A Tesla divulgou nesta semana seus resultados financeiros do segundo trimestre, revelando lucros abaixo do esperado e uma queda de 8% nas ações após o balanço. No entanto, um dado menos evidente chamou a atenção: os ativos digitais da empresa, atualmente avaliados em US$ 1,24 bilhão, poderiam valer muito mais se a fabricante de carros elétricos não tivesse vendido a maior parte de suas criptomoedas em 2022.
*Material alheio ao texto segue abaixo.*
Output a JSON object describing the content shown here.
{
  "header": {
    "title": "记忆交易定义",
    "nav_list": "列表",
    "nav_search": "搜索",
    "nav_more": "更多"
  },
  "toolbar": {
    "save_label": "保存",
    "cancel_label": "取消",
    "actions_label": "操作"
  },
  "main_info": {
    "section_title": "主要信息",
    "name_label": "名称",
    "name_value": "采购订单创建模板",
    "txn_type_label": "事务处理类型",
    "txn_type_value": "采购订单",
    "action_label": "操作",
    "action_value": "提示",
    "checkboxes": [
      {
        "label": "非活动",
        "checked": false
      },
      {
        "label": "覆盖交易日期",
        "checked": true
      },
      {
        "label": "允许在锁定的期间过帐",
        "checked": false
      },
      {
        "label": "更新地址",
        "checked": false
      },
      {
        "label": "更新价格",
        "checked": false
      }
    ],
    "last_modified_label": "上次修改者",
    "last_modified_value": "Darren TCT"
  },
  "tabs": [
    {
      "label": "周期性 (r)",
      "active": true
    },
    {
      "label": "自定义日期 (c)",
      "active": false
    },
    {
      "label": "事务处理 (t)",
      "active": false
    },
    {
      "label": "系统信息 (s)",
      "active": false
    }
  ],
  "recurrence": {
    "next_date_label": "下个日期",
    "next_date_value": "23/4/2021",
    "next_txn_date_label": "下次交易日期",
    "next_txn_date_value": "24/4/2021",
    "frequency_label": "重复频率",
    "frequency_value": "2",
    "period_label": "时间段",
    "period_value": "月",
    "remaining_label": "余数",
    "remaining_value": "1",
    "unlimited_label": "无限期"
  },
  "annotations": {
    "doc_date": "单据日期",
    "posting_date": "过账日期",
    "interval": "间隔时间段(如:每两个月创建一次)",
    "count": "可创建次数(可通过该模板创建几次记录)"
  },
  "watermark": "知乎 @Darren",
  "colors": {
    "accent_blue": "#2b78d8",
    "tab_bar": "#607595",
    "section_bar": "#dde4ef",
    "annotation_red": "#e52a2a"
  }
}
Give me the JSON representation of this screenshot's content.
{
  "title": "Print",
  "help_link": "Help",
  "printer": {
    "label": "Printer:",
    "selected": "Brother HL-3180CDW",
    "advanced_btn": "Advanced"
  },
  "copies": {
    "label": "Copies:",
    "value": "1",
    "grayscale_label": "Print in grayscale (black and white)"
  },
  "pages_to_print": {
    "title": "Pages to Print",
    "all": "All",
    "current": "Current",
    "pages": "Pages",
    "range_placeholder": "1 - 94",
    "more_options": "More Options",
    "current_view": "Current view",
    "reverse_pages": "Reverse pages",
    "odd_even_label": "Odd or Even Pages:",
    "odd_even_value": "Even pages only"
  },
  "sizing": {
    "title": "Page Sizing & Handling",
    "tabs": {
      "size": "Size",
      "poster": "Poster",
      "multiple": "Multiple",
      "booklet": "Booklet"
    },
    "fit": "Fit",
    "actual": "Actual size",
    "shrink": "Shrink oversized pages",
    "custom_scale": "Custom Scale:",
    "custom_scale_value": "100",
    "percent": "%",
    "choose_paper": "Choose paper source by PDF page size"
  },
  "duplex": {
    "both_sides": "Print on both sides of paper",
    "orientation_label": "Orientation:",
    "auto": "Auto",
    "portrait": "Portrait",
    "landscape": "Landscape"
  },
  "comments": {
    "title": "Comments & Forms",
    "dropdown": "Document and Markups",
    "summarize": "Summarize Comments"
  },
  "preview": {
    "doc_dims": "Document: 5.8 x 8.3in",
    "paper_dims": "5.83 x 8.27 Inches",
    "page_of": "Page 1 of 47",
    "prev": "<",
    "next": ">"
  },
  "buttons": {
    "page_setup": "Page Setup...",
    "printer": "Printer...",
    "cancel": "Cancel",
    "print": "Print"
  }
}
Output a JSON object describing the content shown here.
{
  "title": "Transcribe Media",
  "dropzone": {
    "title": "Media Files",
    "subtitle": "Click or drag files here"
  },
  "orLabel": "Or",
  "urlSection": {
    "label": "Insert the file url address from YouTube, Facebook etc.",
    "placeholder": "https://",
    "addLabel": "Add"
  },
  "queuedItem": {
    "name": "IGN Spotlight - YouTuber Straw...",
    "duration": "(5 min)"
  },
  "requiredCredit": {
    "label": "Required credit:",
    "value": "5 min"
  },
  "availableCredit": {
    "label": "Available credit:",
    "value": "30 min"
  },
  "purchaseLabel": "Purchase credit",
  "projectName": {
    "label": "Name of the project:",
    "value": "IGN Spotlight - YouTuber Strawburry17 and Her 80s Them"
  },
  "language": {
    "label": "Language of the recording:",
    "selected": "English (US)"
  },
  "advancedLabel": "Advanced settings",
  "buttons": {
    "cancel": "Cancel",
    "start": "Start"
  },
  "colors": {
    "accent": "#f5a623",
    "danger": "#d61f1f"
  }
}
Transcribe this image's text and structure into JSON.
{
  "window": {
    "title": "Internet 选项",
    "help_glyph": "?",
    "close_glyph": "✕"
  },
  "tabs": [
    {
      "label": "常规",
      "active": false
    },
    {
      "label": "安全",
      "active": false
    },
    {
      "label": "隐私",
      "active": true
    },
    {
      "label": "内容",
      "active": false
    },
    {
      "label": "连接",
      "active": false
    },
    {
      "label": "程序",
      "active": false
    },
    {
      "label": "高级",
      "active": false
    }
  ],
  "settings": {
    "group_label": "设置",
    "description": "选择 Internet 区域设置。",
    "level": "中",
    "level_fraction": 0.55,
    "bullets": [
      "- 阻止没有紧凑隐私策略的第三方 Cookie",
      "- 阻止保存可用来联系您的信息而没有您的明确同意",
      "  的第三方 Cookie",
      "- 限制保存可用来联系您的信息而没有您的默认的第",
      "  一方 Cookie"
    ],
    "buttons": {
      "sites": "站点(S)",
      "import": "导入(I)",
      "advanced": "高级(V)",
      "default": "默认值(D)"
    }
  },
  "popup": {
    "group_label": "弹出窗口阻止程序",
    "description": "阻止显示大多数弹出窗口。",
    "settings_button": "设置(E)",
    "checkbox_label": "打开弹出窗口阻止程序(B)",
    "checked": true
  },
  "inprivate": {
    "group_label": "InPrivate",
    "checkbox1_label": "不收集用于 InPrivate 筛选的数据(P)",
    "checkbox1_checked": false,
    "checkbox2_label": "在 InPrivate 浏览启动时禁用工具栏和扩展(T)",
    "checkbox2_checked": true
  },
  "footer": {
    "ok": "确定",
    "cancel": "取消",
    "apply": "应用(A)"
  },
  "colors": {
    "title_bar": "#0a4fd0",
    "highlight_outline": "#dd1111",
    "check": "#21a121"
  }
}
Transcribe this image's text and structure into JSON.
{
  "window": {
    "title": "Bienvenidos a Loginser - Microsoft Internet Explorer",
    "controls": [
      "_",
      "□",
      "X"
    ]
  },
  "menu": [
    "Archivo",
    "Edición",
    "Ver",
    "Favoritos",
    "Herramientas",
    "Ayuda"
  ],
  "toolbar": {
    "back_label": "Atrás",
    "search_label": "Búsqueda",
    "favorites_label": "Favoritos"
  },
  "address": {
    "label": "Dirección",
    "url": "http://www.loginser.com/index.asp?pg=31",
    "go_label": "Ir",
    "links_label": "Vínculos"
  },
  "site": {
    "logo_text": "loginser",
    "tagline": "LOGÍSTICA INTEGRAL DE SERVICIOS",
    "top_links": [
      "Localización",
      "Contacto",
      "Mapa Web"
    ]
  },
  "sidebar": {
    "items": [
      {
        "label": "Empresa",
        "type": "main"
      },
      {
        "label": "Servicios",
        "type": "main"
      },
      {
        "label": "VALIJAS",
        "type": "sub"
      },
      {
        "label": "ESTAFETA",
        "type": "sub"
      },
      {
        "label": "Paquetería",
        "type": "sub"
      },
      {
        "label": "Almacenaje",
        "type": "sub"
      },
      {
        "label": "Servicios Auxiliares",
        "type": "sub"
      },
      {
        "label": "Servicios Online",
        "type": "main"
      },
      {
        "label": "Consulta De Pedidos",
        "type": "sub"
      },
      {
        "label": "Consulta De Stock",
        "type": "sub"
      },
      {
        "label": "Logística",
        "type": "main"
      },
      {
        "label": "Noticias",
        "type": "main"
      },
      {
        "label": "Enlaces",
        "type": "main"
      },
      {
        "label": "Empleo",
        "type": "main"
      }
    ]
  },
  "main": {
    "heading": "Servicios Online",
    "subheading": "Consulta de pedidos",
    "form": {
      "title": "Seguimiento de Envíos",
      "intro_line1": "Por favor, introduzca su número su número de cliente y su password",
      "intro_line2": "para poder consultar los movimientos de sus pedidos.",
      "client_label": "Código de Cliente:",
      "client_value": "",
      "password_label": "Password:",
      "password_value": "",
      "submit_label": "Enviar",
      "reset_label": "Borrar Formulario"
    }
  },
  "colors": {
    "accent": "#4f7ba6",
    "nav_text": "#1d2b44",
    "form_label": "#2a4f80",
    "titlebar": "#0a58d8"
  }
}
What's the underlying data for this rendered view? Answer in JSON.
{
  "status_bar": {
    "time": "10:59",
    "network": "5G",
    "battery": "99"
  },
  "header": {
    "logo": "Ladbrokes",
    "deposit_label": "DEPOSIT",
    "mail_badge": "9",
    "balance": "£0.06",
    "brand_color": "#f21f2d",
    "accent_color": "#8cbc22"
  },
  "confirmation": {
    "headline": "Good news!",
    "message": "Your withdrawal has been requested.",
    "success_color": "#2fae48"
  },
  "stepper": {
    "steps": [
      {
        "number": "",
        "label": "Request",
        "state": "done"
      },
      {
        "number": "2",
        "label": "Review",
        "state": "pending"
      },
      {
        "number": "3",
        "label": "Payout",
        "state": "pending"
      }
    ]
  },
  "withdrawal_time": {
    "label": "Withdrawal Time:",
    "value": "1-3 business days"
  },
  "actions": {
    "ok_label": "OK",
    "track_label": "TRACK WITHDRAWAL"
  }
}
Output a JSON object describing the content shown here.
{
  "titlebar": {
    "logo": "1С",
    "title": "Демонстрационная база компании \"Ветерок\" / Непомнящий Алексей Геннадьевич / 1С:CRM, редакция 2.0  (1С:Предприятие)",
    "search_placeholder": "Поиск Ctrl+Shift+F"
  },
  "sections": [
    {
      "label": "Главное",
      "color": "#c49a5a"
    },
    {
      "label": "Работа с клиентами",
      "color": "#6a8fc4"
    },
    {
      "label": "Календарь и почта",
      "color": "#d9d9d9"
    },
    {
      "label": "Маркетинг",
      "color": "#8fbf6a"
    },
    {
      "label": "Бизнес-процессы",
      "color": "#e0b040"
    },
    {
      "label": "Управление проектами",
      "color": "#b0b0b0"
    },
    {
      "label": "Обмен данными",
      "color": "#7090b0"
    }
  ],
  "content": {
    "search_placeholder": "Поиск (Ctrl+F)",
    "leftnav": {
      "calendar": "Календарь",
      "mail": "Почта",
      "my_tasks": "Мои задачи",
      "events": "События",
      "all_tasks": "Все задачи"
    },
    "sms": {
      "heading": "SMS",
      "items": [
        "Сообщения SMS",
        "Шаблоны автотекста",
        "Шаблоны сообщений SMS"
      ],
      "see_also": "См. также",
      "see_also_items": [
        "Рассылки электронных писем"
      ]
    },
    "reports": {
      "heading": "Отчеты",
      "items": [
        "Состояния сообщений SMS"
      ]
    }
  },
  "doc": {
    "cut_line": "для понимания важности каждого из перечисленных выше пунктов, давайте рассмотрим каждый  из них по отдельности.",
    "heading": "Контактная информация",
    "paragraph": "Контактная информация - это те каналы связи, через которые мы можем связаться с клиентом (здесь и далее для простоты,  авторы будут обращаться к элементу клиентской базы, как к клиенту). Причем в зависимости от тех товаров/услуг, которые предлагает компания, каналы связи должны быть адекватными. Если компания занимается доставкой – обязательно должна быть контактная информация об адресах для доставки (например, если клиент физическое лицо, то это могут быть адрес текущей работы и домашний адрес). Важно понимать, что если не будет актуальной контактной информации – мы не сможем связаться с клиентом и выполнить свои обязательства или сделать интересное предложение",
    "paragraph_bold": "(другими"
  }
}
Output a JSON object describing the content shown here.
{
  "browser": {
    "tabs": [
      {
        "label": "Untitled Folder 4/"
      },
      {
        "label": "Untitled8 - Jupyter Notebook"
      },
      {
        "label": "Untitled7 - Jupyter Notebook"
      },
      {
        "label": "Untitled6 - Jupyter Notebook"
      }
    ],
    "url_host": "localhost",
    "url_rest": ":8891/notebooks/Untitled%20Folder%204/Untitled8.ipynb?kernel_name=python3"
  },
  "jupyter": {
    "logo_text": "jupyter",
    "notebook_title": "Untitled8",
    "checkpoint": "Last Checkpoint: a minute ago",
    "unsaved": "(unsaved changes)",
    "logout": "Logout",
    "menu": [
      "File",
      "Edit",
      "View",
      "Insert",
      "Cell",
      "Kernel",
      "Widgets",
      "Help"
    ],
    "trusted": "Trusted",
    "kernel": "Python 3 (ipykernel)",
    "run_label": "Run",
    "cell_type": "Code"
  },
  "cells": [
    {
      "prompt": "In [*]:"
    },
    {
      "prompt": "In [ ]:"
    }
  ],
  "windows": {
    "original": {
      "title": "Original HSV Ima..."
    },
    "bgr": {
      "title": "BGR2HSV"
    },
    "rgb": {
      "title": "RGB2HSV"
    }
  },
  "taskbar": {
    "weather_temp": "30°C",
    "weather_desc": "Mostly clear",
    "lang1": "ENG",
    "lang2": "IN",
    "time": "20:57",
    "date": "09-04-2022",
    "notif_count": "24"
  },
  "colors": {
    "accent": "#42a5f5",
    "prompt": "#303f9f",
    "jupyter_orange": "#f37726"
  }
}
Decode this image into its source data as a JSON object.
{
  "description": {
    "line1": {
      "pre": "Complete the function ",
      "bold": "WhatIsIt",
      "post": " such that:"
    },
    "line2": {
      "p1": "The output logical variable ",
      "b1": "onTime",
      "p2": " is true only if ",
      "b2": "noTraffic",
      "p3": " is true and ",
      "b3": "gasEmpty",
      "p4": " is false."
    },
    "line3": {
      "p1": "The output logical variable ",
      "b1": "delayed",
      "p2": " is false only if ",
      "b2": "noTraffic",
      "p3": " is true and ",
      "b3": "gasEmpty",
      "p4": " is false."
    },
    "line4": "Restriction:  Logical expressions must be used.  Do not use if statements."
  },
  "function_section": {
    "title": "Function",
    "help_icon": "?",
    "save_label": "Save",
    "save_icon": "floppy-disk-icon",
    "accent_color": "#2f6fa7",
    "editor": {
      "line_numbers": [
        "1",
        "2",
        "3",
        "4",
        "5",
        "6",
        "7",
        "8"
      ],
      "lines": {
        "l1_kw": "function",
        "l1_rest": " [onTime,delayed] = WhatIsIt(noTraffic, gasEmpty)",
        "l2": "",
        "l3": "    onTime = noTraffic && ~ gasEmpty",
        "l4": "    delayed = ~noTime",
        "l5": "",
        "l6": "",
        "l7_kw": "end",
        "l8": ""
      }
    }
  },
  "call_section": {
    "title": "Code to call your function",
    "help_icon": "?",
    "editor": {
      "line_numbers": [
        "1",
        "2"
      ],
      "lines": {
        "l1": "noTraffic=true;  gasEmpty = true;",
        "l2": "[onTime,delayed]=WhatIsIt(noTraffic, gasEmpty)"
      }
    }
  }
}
Segundo o relatório aos investidores, a Tesla possui hoje mais de US$ 1,2 bilhão em ativos digitais — valor significativamente maior que os US$ 722 milhões registrados no mesmo período do ano passado. Apesar do crescimento, o número representa uma oportunidade perdida. A empresa vendeu 75% de seus bitcoins em meados de 2022, quando a criptomoeda estava cotada a uma fração de seu preço atual, que ultrapassa os US$ 119 mil.
Caso a Tesla tivesse mantido toda a sua posição adquirida em 2021, estimada em US$ 1,5 bilhão, os ativos digitais da companhia poderiam valer hoje cerca de US$ 5 bilhões. O valor convertido em caixa na época, US$ 936 milhões, teria se multiplicado para mais de US$ 3,5 bilhões.
Em 2021, a Tesla justificou o investimento em bitcoin citando seu “potencial de longo prazo” e o desejo de diversificar o caixa da empresa. Naquele período, Elon Musk se tornou um dos maiores defensores da criptomoeda, influenciando diretamente seu valor de mercado — em um episódio, bastou adicionar “#bitcoin” à sua biografia no X (antigo Twitter) para fazer a moeda disparar 20% em um único dia.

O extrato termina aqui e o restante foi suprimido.